No government backstop for banks that do prop trading


Banks that trade for their own accounts should not benefit from the implicit backing of taxpayers, and Wall Street's opposition to new rules curbing such activities is unfounded, a top Federal Reserve official said on Monday.
Federal Reserve Governor Sarah Raskin, a former Maryland financial regulator, said the notion that derivatives markets enhance firms' ability to raise capital was questionable.
"I view proprietary trading as an activity of low or no real economic value that should not be part of any banking model that has an implicit government backstop," Raskin told students at the Graduate School of Banking at Colorado in remarks made available in Washington.

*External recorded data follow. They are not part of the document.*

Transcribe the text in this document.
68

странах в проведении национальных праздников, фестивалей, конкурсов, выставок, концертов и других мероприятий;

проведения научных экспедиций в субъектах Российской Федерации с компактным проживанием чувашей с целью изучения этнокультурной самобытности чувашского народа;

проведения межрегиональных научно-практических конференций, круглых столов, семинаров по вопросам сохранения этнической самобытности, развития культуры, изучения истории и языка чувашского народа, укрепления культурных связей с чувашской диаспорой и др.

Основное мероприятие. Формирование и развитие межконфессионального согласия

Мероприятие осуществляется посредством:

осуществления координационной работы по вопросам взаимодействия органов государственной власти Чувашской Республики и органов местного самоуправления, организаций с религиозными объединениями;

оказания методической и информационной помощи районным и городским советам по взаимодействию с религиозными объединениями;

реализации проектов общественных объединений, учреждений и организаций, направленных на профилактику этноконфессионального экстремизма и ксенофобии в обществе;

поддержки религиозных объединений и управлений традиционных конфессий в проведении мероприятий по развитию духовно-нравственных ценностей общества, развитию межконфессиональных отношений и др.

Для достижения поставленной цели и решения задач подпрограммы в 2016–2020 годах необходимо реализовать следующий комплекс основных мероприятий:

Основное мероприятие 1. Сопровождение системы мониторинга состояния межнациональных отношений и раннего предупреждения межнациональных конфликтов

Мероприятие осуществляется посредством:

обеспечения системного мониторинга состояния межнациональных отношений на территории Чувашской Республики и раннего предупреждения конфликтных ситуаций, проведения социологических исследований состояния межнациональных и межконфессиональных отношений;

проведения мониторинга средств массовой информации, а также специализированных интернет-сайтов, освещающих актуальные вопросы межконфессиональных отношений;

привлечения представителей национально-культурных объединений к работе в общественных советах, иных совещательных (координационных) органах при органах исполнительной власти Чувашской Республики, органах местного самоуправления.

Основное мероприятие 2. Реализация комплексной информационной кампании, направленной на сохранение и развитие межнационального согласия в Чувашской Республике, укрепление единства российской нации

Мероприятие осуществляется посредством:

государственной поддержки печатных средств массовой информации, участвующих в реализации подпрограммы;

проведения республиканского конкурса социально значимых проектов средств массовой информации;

"Much of this so-called liquidity, especially in opaque over-the-counter markets, is potentially illusory and destabilizing, especially during adverse market conditions, which does not benefit the public."
The so-called Volcker Rule, named after former Fed Chairman Paul Volcker, limits the ability of banks to make speculative bets with their own funds. But regulators are expected to craft some exemptions to the measure, which is one component of the broader Dodd-Frank financial reform package.
Raskin, who dissented against a draft of the rule last year, said she did so because the regulatory measures were not sufficiently stringent and left open too many loopholes.
"I was concerned that the (measures) as crafted could be subject to significant abuse - abuse that would be very hard for even the best supervisors to catch," she said.